Rural healthcare in Morocco focus of antipoverty effort
By Siham Ali for Magharebia in Rabat – 27/04/11
Rural areas in Morocco lag far behind cities in terms of access to medical treatment, Health Minister Yasmina Baddou concluded at the first national meeting on rural healthcare.
"Our goal is to enable citizens and children to have the same chances of survival regardless of whether they are in cities or the countryside," the minister said at the April 18th conference.
According to the health ministry, 43% of the rural population lives at least 6 kilometres away from a healthcare centre, and 25% of people live more than 10 kilometres from one.
Baddou said that despite the efforts made to boost infrastructures and human resources, there was still a long way to go before people living in rural areas would be able to access the proper healthcare.

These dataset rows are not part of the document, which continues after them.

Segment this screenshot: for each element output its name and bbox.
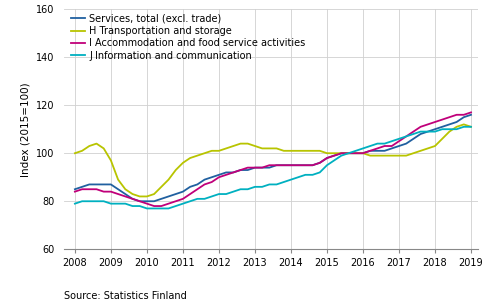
- Services, total (excl. trade): [324, 156, 330, 160]
- I Accommodation and food service activities: [223, 173, 229, 177]
- Line: H Transportation and storage: H Transportation and storage: [75, 124, 471, 196]
- J Information and communication: [72, 202, 78, 206]
- Services, total (excl. trade): [72, 187, 78, 191]
- I Accommodation and food service activities: [79, 187, 85, 191]
- H Transportation and storage: [382, 154, 387, 157]
- H Transportation and storage: [137, 195, 142, 198]
- Services, total (excl. trade): [137, 199, 142, 203]
- I Accommodation and food service activities: [324, 156, 330, 160]
- J Information and communication: [468, 125, 474, 129]
- I Accommodation and food service activities: [72, 190, 78, 193]
- J Information and communication: [79, 199, 85, 203]
- Services, total (excl. trade): [79, 185, 85, 189]
- Services, total (excl. trade): [468, 113, 474, 117]
- H Transportation and storage: [72, 151, 78, 155]
- Text: Source: Statistics Finland: Source: Statistics Finland: [64, 291, 187, 301]
- H Transportation and storage: [324, 151, 330, 155]
- Services, total (excl. trade): [223, 171, 229, 174]
- Legend: Services, total (excl. trade), H Transportation and storage, I Accommodation and: Services, total (excl. trade), H Transpo…: [69, 12, 308, 63]
- Line: Services, total (excl. trade): Services, total (excl. trade): [75, 115, 471, 201]
- J Information and communication: [461, 125, 467, 129]
- I Accommodation and food service activities: [382, 144, 387, 148]
- H Transportation and storage: [302, 149, 308, 153]
- I Accommodation and food service activities: [468, 111, 474, 114]
- H Transportation and storage: [338, 151, 344, 155]
- Line: I Accommodation and food service activities: I Accommodation and food service activit…: [75, 112, 471, 206]
- Services, total (excl. trade): [382, 149, 387, 153]
- Services, total (excl. trade): [302, 164, 308, 167]
- Y-axis label: Index (2015=100): Index (2015=100): [20, 82, 30, 177]
- H Transportation and storage: [468, 125, 474, 129]
- Services, total (excl. trade): [338, 151, 344, 155]
- J Information and communication: [382, 142, 387, 145]
- I Accommodation and food service activities: [302, 164, 308, 167]
- J Information and communication: [223, 192, 229, 196]
- I Accommodation and food service activities: [151, 204, 157, 208]
- H Transportation and storage: [79, 149, 85, 153]
- H Transportation and storage: [461, 123, 467, 126]
- Line: J Information and communication: J Information and communication: [75, 127, 471, 209]
- H Transportation and storage: [223, 147, 229, 150]
- J Information and communication: [302, 173, 308, 177]
- J Information and communication: [144, 207, 150, 210]
- J Information and communication: [338, 154, 344, 157]
- J Information and communication: [324, 164, 330, 167]
- I Accommodation and food service activities: [338, 151, 344, 155]
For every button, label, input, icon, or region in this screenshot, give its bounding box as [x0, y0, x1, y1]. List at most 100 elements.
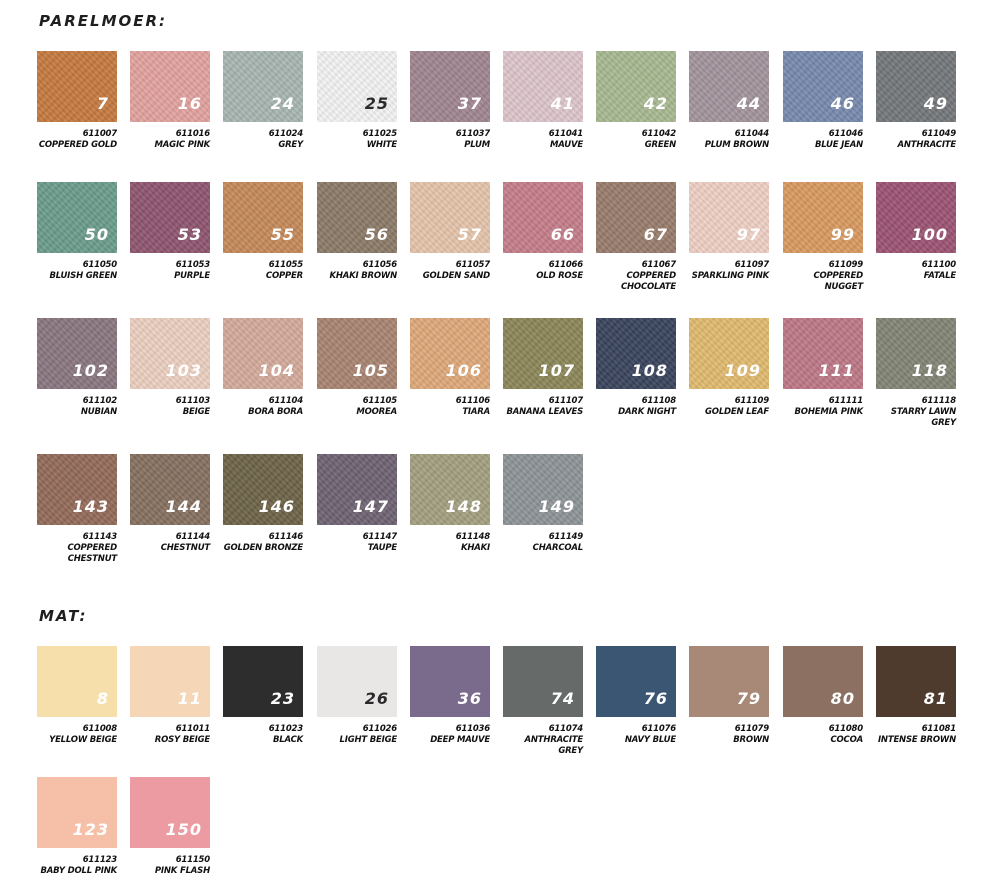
color-chip[interactable]: 111	[783, 318, 863, 389]
color-chip[interactable]: 49	[876, 51, 956, 122]
color-chip[interactable]: 150	[130, 777, 210, 848]
swatch-item[interactable]: 148 611148 KHAKI	[410, 454, 490, 554]
swatch-item[interactable]: 100 611100 FATALE	[876, 182, 956, 282]
swatch-item[interactable]: 42 611042 GREEN	[596, 51, 676, 151]
swatch-item[interactable]: 55 611055 COPPER	[223, 182, 303, 282]
swatch-item[interactable]: 57 611057 GOLDEN SAND	[410, 182, 490, 282]
color-chip[interactable]: 106	[410, 318, 490, 389]
shade-name: BLACK	[272, 735, 303, 745]
shade-number: 102	[72, 361, 109, 380]
color-chip[interactable]: 36	[410, 646, 490, 717]
color-chip[interactable]: 23	[223, 646, 303, 717]
color-chip[interactable]: 118	[876, 318, 956, 389]
swatch-item[interactable]: 66 611066 OLD ROSE	[503, 182, 583, 282]
color-chip[interactable]: 148	[410, 454, 490, 525]
swatch-item[interactable]: 104 611104 BORA BORA	[223, 318, 303, 418]
swatch-item[interactable]: 46 611046 BLUE JEAN	[783, 51, 863, 151]
color-chip[interactable]: 104	[223, 318, 303, 389]
color-chip[interactable]: 102	[37, 318, 117, 389]
shade-number: 46	[830, 94, 855, 113]
swatch-item[interactable]: 24 611024 GREY	[223, 51, 303, 151]
color-chip[interactable]: 11	[130, 646, 210, 717]
swatch-item[interactable]: 103 611103 BEIGE	[130, 318, 210, 418]
swatch-item[interactable]: 25 611025 WHITE	[317, 51, 397, 151]
color-chip[interactable]: 74	[503, 646, 583, 717]
swatch-item[interactable]: 11 611011 ROSY BEIGE	[130, 646, 210, 746]
color-chip[interactable]: 24	[223, 51, 303, 122]
color-chip[interactable]: 7	[37, 51, 117, 122]
color-chip[interactable]: 100	[876, 182, 956, 253]
color-chip[interactable]: 50	[37, 182, 117, 253]
swatch-item[interactable]: 80 611080 COCOA	[783, 646, 863, 746]
swatch-item[interactable]: 44 611044 PLUM BROWN	[689, 51, 769, 151]
color-chip[interactable]: 81	[876, 646, 956, 717]
swatch-item[interactable]: 49 611049 ANTHRACITE	[876, 51, 956, 151]
color-chip[interactable]: 147	[317, 454, 397, 525]
swatch-item[interactable]: 74 611074 ANTHRACITE GREY	[503, 646, 583, 757]
color-chip[interactable]: 57	[410, 182, 490, 253]
swatch-item[interactable]: 150 611150 PINK FLASH	[130, 777, 210, 877]
swatch-item[interactable]: 107 611107 BANANA LEAVES	[503, 318, 583, 418]
color-chip[interactable]: 42	[596, 51, 676, 122]
swatch-item[interactable]: 99 611099 COPPERED NUGGET	[783, 182, 863, 293]
swatch-item[interactable]: 53 611053 PURPLE	[130, 182, 210, 282]
swatch-item[interactable]: 149 611149 CHARCOAL	[503, 454, 583, 554]
color-chip[interactable]: 144	[130, 454, 210, 525]
swatch-item[interactable]: 26 611026 LIGHT BEIGE	[317, 646, 397, 746]
swatch-item[interactable]: 7 611007 COPPERED GOLD	[37, 51, 117, 151]
color-chip[interactable]: 41	[503, 51, 583, 122]
color-chip[interactable]: 25	[317, 51, 397, 122]
color-chip[interactable]: 105	[317, 318, 397, 389]
color-chip[interactable]: 26	[317, 646, 397, 717]
swatch-item[interactable]: 41 611041 MAUVE	[503, 51, 583, 151]
swatch-item[interactable]: 106 611106 TIARA	[410, 318, 490, 418]
swatch-item[interactable]: 36 611036 DEEP MAUVE	[410, 646, 490, 746]
swatch-item[interactable]: 143 611143 COPPERED CHESTNUT	[37, 454, 117, 565]
swatch-item[interactable]: 97 611097 SPARKLING PINK	[689, 182, 769, 282]
color-chip[interactable]: 56	[317, 182, 397, 253]
color-chip[interactable]: 149	[503, 454, 583, 525]
swatch-item[interactable]: 144 611144 CHESTNUT	[130, 454, 210, 554]
swatch-item[interactable]: 147 611147 TAUPE	[317, 454, 397, 554]
color-chip[interactable]: 107	[503, 318, 583, 389]
swatch-item[interactable]: 50 611050 BLUISH GREEN	[37, 182, 117, 282]
color-chip[interactable]: 103	[130, 318, 210, 389]
swatch-item[interactable]: 123 611123 BABY DOLL PINK	[37, 777, 117, 877]
swatch-item[interactable]: 67 611067 COPPERED CHOCOLATE	[596, 182, 676, 293]
swatch-item[interactable]: 56 611056 KHAKI BROWN	[317, 182, 397, 282]
swatch-item[interactable]: 23 611023 BLACK	[223, 646, 303, 746]
color-chip[interactable]: 97	[689, 182, 769, 253]
swatch-item[interactable]: 118 611118 STARRY LAWN GREY	[876, 318, 956, 429]
color-chip[interactable]: 80	[783, 646, 863, 717]
color-chip[interactable]: 143	[37, 454, 117, 525]
color-chip[interactable]: 55	[223, 182, 303, 253]
color-chip[interactable]: 46	[783, 51, 863, 122]
swatch-item[interactable]: 76 611076 NAVY BLUE	[596, 646, 676, 746]
swatch-item[interactable]: 109 611109 GOLDEN LEAF	[689, 318, 769, 418]
color-chip[interactable]: 67	[596, 182, 676, 253]
color-chip[interactable]: 123	[37, 777, 117, 848]
color-chip[interactable]: 8	[37, 646, 117, 717]
color-chip[interactable]: 53	[130, 182, 210, 253]
color-chip[interactable]: 16	[130, 51, 210, 122]
swatch-item[interactable]: 111 611111 BOHEMIA PINK	[783, 318, 863, 418]
color-chip[interactable]: 79	[689, 646, 769, 717]
color-chip[interactable]: 76	[596, 646, 676, 717]
color-chip[interactable]: 108	[596, 318, 676, 389]
color-chip[interactable]: 66	[503, 182, 583, 253]
swatch-item[interactable]: 105 611105 MOOREA	[317, 318, 397, 418]
swatch-item[interactable]: 16 611016 MAGIC PINK	[130, 51, 210, 151]
swatch-item[interactable]: 37 611037 PLUM	[410, 51, 490, 151]
swatch-item[interactable]: 146 611146 GOLDEN BRONZE	[223, 454, 303, 554]
swatch-item[interactable]: 79 611079 BROWN	[689, 646, 769, 746]
color-chip[interactable]: 146	[223, 454, 303, 525]
swatch-item[interactable]: 8 611008 YELLOW BEIGE	[37, 646, 117, 746]
color-chip[interactable]: 44	[689, 51, 769, 122]
swatch-item[interactable]: 81 611081 INTENSE BROWN	[876, 646, 956, 746]
color-chip[interactable]: 99	[783, 182, 863, 253]
swatch-item[interactable]: 108 611108 DARK NIGHT	[596, 318, 676, 418]
shade-number: 104	[258, 361, 295, 380]
swatch-item[interactable]: 102 611102 NUBIAN	[37, 318, 117, 418]
color-chip[interactable]: 109	[689, 318, 769, 389]
color-chip[interactable]: 37	[410, 51, 490, 122]
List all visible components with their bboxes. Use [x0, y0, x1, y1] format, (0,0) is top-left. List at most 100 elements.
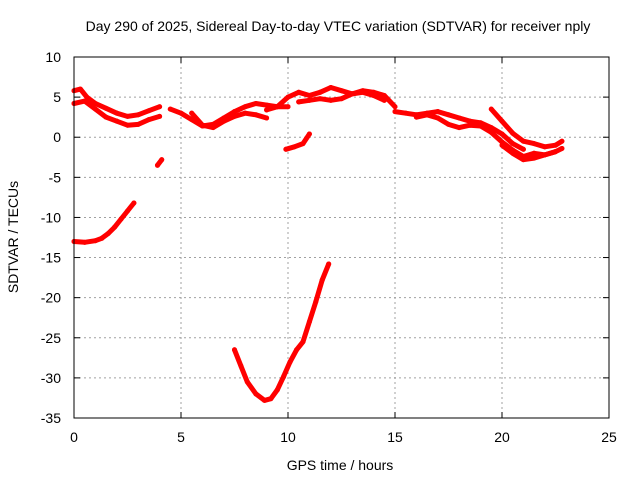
data-point	[264, 115, 270, 121]
data-point	[264, 107, 270, 113]
data-point	[300, 339, 306, 345]
x-tick-label: 20	[494, 429, 510, 445]
y-tick-label: -25	[41, 330, 61, 346]
data-point	[510, 150, 516, 156]
data-point	[392, 109, 398, 115]
data-point	[274, 104, 280, 110]
chart-title: Day 290 of 2025, Sidereal Day-to-day VTE…	[86, 18, 591, 34]
data-point	[253, 391, 259, 397]
y-tick-label: -10	[41, 209, 61, 225]
data-point	[559, 138, 565, 144]
data-point	[103, 114, 109, 120]
data-point	[328, 97, 334, 103]
data-point	[232, 109, 237, 115]
series-trace-main-i	[488, 106, 565, 150]
plot-frame	[73, 56, 610, 419]
data-point	[189, 110, 195, 116]
data-point	[221, 118, 227, 124]
data-point	[510, 130, 516, 136]
data-point	[82, 98, 88, 104]
data-point	[381, 93, 387, 99]
data-point	[326, 261, 332, 267]
data-point	[446, 112, 451, 118]
x-tick-label: 5	[177, 429, 185, 445]
series-line	[283, 131, 312, 152]
data-point	[135, 112, 141, 118]
data-point	[103, 105, 109, 111]
data-point	[291, 144, 297, 150]
series-line	[71, 86, 163, 119]
data-point	[178, 110, 184, 116]
data-point	[499, 118, 505, 124]
series-line	[413, 112, 558, 159]
data-point	[105, 230, 111, 236]
series-trace-main-h	[413, 112, 558, 159]
x-tick-label: 10	[280, 429, 296, 445]
data-point	[488, 106, 494, 112]
data-point	[319, 277, 325, 283]
y-tick-label: -5	[49, 169, 62, 185]
data-point	[125, 113, 130, 119]
data-point	[281, 373, 287, 379]
data-point	[167, 106, 173, 112]
y-tick-label: -20	[41, 290, 61, 306]
data-point	[306, 131, 312, 137]
data-point	[159, 157, 165, 163]
y-tick-label: -30	[41, 370, 61, 386]
series-trace-main-f	[296, 88, 398, 110]
data-point	[238, 363, 244, 369]
data-point	[328, 84, 334, 90]
data-series	[71, 84, 565, 403]
data-point	[114, 118, 120, 124]
data-point	[371, 89, 377, 95]
data-point	[499, 142, 505, 148]
y-tick-label: 5	[53, 89, 61, 105]
data-point	[268, 396, 274, 402]
data-point	[456, 125, 462, 131]
data-point	[125, 122, 130, 128]
data-point	[261, 397, 267, 403]
data-point	[306, 93, 312, 99]
data-point	[285, 94, 291, 100]
data-point	[559, 145, 565, 151]
series-trace-main-j	[499, 142, 565, 163]
data-point	[553, 142, 558, 148]
data-point	[112, 224, 118, 230]
series-trace-main-c	[167, 101, 291, 129]
data-point	[306, 97, 312, 103]
data-point	[520, 146, 526, 152]
data-point	[296, 89, 302, 95]
data-point	[392, 104, 398, 110]
data-point	[499, 131, 505, 137]
data-point	[242, 110, 248, 116]
data-point	[287, 359, 293, 365]
data-point	[467, 122, 473, 128]
data-point	[403, 110, 409, 116]
y-tick-label: -15	[41, 250, 61, 266]
data-point	[157, 104, 163, 110]
data-point	[125, 208, 130, 214]
series-line	[296, 88, 398, 110]
data-point	[92, 106, 98, 112]
data-point	[349, 91, 355, 97]
data-point	[317, 89, 323, 95]
data-point	[339, 96, 344, 102]
data-point	[339, 88, 344, 94]
data-point	[244, 379, 250, 385]
data-point	[531, 155, 537, 161]
y-tick-label: -35	[41, 410, 61, 426]
data-point	[114, 110, 120, 116]
data-point	[146, 108, 152, 114]
series-trace-main-b	[71, 98, 163, 128]
data-point	[232, 347, 237, 353]
data-point	[510, 141, 516, 147]
data-point	[424, 112, 430, 118]
y-axis-label: SDTVAR / TECUs	[5, 181, 21, 293]
data-point	[435, 109, 441, 115]
x-axis-label: GPS time / hours	[287, 457, 394, 473]
data-point	[520, 138, 526, 144]
data-point	[264, 102, 270, 108]
series-trace-valley	[232, 261, 332, 403]
data-point	[146, 117, 152, 123]
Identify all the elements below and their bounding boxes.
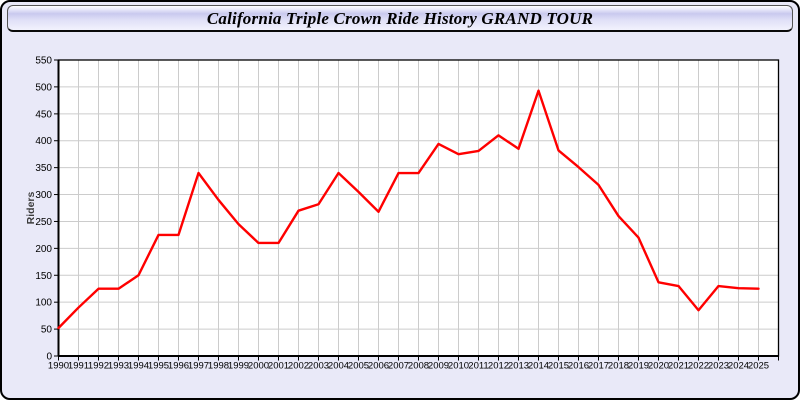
x-axis-label: 2012 <box>488 361 509 372</box>
y-axis-label: 300 <box>35 190 52 201</box>
x-axis-label: 1991 <box>68 361 89 372</box>
x-axis-label: 2003 <box>308 361 329 372</box>
y-axis-label: 0 <box>46 352 52 363</box>
x-axis-label: 2007 <box>388 361 409 372</box>
x-axis-label: 2016 <box>568 361 589 372</box>
x-axis-label: 2015 <box>548 361 569 372</box>
x-axis-label: 2002 <box>288 361 309 372</box>
y-axis-label: 150 <box>35 271 52 282</box>
x-axis-label: 2019 <box>628 361 649 372</box>
x-axis-label: 2013 <box>508 361 529 372</box>
chart-title-bar: California Triple Crown Ride History GRA… <box>7 5 793 32</box>
x-axis-label: 2018 <box>608 361 629 372</box>
x-axis-label: 2004 <box>328 361 349 372</box>
x-axis-label: 2011 <box>468 361 488 372</box>
x-axis-label: 1994 <box>128 361 149 372</box>
y-axis-label: 500 <box>35 82 52 93</box>
x-axis-label: 2021 <box>668 361 689 372</box>
x-axis-label: 2024 <box>728 361 749 372</box>
x-axis-label: 1999 <box>228 361 249 372</box>
x-axis-label: 2010 <box>448 361 469 372</box>
x-axis-label: 1993 <box>108 361 129 372</box>
y-axis-label: 100 <box>35 298 52 309</box>
x-axis-label: 1997 <box>188 361 209 372</box>
y-axis-label: 550 <box>35 56 52 67</box>
y-axis-label: 50 <box>41 325 53 336</box>
y-axis-label: 400 <box>35 136 52 147</box>
y-axis-label: 250 <box>35 217 52 228</box>
x-axis-label: 1998 <box>208 361 229 372</box>
y-axis-label: 350 <box>35 163 52 174</box>
x-axis-label: 2020 <box>648 361 669 372</box>
x-axis-label: 2000 <box>248 361 269 372</box>
x-axis-label: 2005 <box>348 361 369 372</box>
x-axis-label: 2009 <box>428 361 449 372</box>
x-axis-label: 2025 <box>748 361 769 372</box>
y-axis-label: 200 <box>35 244 52 255</box>
y-axis-label: 450 <box>35 109 52 120</box>
x-axis-label: 2017 <box>588 361 609 372</box>
x-axis-label: 2006 <box>368 361 389 372</box>
x-axis-label: 2008 <box>408 361 429 372</box>
x-axis-label: 1996 <box>168 361 189 372</box>
x-axis-label: 1992 <box>88 361 109 372</box>
x-axis-label: 2022 <box>688 361 709 372</box>
riders-line-series <box>57 89 760 330</box>
x-axis-label: 2023 <box>708 361 729 372</box>
chart-title: California Triple Crown Ride History GRA… <box>206 9 594 28</box>
x-axis-label: 2001 <box>268 361 289 372</box>
x-axis-label: 2014 <box>528 361 549 372</box>
x-axis-label: 1990 <box>48 361 69 372</box>
x-axis-label: 1995 <box>148 361 169 372</box>
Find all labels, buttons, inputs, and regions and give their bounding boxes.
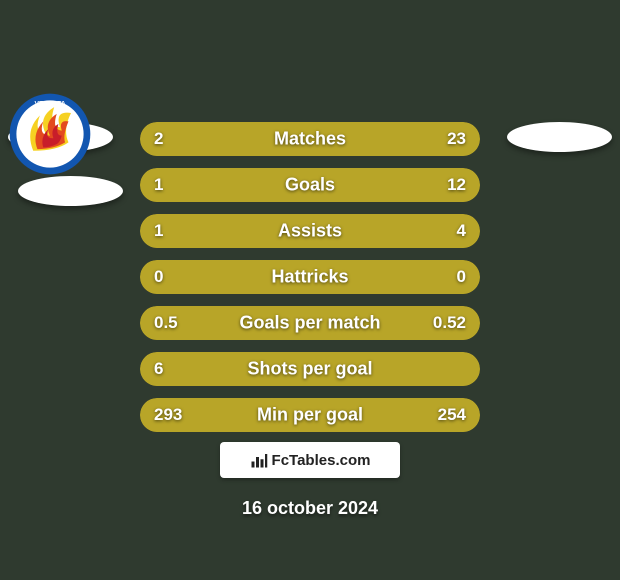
- stat-label: Assists: [140, 221, 480, 242]
- footer-site-text: FcTables.com: [272, 452, 371, 469]
- vegalta-logo-icon: VEGALTA: [8, 92, 92, 176]
- stat-bar: 14Assists: [140, 214, 480, 248]
- club-badge-left-2: [18, 176, 123, 206]
- footer-site-box: FcTables.com: [220, 442, 400, 478]
- stat-label: Goals: [140, 175, 480, 196]
- stat-bar: 112Goals: [140, 168, 480, 202]
- stat-bar: 6Shots per goal: [140, 352, 480, 386]
- bar-chart-icon: [250, 451, 268, 469]
- stat-bar: 223Matches: [140, 122, 480, 156]
- stat-label: Hattricks: [140, 267, 480, 288]
- stat-label: Shots per goal: [140, 359, 480, 380]
- stat-bar: 293254Min per goal: [140, 398, 480, 432]
- fctables-logo: FcTables.com: [250, 451, 371, 469]
- vegalta-text: VEGALTA: [34, 100, 65, 107]
- stat-label: Min per goal: [140, 405, 480, 426]
- stat-bar: 0.50.52Goals per match: [140, 306, 480, 340]
- stats-bars: 223Matches 112Goals 14Assists 00Hattricks 0.…: [140, 122, 480, 432]
- stat-bar: 00Hattricks: [140, 260, 480, 294]
- stat-label: Goals per match: [140, 313, 480, 334]
- footer-date: 16 october 2024: [0, 498, 620, 519]
- club-badge-right-1: [507, 122, 612, 152]
- stat-label: Matches: [140, 129, 480, 150]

She added that her agency had drafted an action plan in order to bridge the gaps.
"This strategy will focus not only on the construction of healthcare centres, but also on mobile units, especially for childbirth and specialist services," the minister told parliament on April 18th.
But the government effort was criticised by parliamentarian Abdelhamid Saadaoui, who said that there was a shortage of doctors, adding that "sometimes there is just one nurse who gives consultations and only comes once a week".
"To facilitate access to healthcare in rural areas, we must take infrastructures and human resources into account," Saadaoui said.
Zohra Ouardi, who lives in a douar in Taza, told Magharebia that although there was a community health centre a few kilometres from her home, it only provides basic healthcare and local people have to travel to the city to see specialists. Often, she said, people prefer to treat themselves with plants as they do not have enough money to travel to the city.
Among the authorities' efforts, the health minister pointed to an increase in the number of healthcare facilities to 2,630, 74% of which are located in rural areas. These basic facilities house a total of 518 maternity units, 373 of which are in rural areas, she said.
She added that other measures implemented include the provision of emergency obstetric care, greater availability of medicines and ongoing training. She also said that nearly half of newly recruited doctors were posted to rural areas.
Baddou ent on to say that under the 2011-2012 plan, healthcare services provided by basic facilities will be expanded and improved in line with accredited national standards. Furthermore, outpatient care in remote areas will be expanded and improved, and partnership schemes will be consolidated.
The 2008-2010 period saw an improvement in terms of infrastructure and equipment, service provision, the supply of medicines and the boosting of human resources, according to Khalid Lahlou, population director at the health ministry. Despite this improvement, he added, partnerships with healthcare programmes must be forged.
The partnership with the National Human Development Initiative, for instance, has contributed 1.8 billion dirhams since 2005. The money was used to purchase ambulances for mobile teams and to build healthcare centres.